J’aimerais t’offrir, Herman, une exposition systématique de tous les types de glace existants.

Ce n’est pas facile.

C’est comme tenter de classer les composants isolés et les pièces éparses du chaos le plus compact, rien de moins.

Les diverses sortes de glace ont besoin d’une catégorisation à la portée de tous, même s’il ne s’agira pour le moment que d’une ébauche à compléter par les chercheurs du futur.

Et comme nul autre que moi ne s’en est chargé jusqu’à présent (je dois m’en persuader sans faire cas des moqueries de Nico C.), je te propose mes modestes services.

Je ne promets rien d’exhaustif, car toute entreprise humaine se prévalant d’être complète est pour cette raison forcément imparfaite. Je ne prétends ni me lancer dans une description physico-chimique minutieuse de ses multiples variétés glacées, ni en faire de là où je suis et à cet instant une analyse générale.

Mon but consiste simplement et en toute modestie à ébaucher une systématisation de la Glaciologie.

Je suis l’architecte, pas le constructeur.

Mais il est vrai également, je l’avoue, que j’aspire (j’expire et des nuages de buée froide sortent de ma bouche et de mon nez) à être humblement reconnu comme le troubadour dévoué qui chante et fait rimer les exploits du Prince des Puissances de la Glace.

* Oh, c’est vraiment une tâche ardue ! Un banal sélectionneur de tissus ne saurait honorer (et n’a du reste pas à le faire, ce n’était ni l’idée ni l’objectif de ma vie, d’autant moins à l’heure de ma mort, que je sens s’approcher à toute vitesse, comme sur des patins glacés aux lames bien affûtées) une telle entreprise dans toute son envergure, Herman. Mes ciseaux ne coupent plus, mes aiguilles ont cessé de coudre, mes boutons ne ferment plus rien.

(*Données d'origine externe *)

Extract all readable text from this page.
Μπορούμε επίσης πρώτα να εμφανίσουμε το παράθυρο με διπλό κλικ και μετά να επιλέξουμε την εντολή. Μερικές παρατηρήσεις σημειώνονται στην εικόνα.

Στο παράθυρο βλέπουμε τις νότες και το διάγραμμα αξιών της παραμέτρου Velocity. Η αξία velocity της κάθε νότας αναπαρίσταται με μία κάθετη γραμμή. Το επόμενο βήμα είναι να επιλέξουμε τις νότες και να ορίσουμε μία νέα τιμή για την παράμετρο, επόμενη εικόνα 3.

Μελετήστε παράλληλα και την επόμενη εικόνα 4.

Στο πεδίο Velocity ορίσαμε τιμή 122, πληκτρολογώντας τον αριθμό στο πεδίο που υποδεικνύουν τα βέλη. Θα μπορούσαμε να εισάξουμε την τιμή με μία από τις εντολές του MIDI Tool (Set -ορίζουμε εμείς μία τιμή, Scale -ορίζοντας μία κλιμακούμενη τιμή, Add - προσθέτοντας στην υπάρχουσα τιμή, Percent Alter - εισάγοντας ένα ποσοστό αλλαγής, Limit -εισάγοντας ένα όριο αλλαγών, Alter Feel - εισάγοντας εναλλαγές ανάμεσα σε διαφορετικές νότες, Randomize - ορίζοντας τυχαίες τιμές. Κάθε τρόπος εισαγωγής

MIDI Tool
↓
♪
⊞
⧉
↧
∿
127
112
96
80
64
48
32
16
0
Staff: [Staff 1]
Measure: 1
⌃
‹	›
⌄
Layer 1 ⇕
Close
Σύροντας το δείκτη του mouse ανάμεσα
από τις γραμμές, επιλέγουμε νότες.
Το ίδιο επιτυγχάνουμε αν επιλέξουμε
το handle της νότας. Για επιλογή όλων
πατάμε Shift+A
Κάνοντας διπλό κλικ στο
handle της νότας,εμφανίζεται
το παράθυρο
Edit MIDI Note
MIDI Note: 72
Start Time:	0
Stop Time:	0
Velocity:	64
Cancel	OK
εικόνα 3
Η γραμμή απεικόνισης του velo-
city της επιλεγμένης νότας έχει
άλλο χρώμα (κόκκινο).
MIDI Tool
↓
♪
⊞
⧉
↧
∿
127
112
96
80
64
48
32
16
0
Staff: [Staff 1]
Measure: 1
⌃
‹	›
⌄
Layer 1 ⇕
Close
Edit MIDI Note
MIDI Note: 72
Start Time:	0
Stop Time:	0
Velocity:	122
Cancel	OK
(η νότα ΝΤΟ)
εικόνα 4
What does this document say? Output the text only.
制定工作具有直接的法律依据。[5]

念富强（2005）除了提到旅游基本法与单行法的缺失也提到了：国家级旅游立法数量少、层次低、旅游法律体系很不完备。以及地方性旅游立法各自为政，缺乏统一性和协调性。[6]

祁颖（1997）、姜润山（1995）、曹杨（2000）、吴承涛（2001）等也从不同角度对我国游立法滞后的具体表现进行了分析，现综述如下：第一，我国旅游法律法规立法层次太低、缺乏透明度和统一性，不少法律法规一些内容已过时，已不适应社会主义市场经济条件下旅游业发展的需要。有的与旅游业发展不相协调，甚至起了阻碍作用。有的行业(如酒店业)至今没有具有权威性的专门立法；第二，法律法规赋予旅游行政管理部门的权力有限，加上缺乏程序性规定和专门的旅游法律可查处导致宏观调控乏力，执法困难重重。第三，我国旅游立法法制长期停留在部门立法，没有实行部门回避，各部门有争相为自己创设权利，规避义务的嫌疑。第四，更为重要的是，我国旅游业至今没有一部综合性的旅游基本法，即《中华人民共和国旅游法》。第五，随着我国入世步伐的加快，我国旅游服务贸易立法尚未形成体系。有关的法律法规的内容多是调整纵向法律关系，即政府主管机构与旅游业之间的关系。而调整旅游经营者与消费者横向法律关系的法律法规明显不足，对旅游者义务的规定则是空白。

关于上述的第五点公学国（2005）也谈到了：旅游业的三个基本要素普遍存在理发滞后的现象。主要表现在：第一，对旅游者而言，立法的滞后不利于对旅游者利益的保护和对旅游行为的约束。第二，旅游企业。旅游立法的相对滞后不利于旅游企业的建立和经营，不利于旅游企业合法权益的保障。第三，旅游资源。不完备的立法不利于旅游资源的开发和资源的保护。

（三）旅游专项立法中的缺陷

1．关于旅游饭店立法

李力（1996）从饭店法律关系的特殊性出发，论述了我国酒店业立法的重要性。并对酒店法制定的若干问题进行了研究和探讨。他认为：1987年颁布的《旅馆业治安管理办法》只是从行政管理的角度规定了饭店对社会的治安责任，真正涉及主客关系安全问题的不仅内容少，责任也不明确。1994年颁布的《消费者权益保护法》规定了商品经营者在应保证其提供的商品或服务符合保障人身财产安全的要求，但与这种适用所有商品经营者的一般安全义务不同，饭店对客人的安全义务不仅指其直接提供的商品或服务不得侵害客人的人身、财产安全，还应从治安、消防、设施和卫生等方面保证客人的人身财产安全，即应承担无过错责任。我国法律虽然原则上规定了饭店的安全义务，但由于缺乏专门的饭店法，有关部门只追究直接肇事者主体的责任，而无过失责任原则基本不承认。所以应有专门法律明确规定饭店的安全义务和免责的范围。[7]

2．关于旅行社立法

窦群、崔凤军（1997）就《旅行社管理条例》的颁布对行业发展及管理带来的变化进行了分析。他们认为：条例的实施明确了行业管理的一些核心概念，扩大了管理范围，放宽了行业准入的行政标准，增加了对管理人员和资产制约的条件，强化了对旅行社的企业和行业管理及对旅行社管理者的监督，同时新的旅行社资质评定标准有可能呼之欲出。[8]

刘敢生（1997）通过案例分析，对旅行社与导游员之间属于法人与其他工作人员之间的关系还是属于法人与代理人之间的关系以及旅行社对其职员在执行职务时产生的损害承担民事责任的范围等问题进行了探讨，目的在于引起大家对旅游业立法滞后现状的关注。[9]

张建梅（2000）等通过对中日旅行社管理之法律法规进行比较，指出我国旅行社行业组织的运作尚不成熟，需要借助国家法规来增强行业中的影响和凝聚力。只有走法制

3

Je vais cependant essayer, car étant le plus triomphal des perdants, je n’ai rien à perdre. Et quand on se trouve dans cette situation, on se place en quelque sorte au-dessus de la défaite.

Sur un territoire sans nom et non cartographié.

Suspendu en suspens.

Comme gelé.

Mais, dis-moi, Herman, qui est cette personne qui semble flotter là-bas, dans un coin, en battant des ailes à côté de mon portrait qui est également le sien ? Nico C. ? Est-il revenu me chercher avec sa cape aérienne, des ailes qui ont l’air de bouger sous l’eau glacée ? Est-il là ou de l’autre côté de la fenêtre, comme cette fameuse nuit, à Puig de l’Àliga ? J’avais alors confondu ses coups avec le bruit des branches d’un arbre secoué par le vent. Il voulait que je le laisse entrer, les mains froides et transparentes, taillées dans ce qui s’apparentait à la plus raffinée des glaces. Tu le vois toi aussi ou est-ce une divagation de ma part ? Oh, mais je ne voudrais pas trop m’éloigner du sujet qui nous occupe…

La glace.

La Glace.

Car errer sur sa surface fatale, glisser, tomber et se relever, avoir les mains gelées dans ses inexprimables origines est quelque chose de terrible. Car la surface de la glace est en réalité la partie la plus haute et la plus élevée de sa profondeur.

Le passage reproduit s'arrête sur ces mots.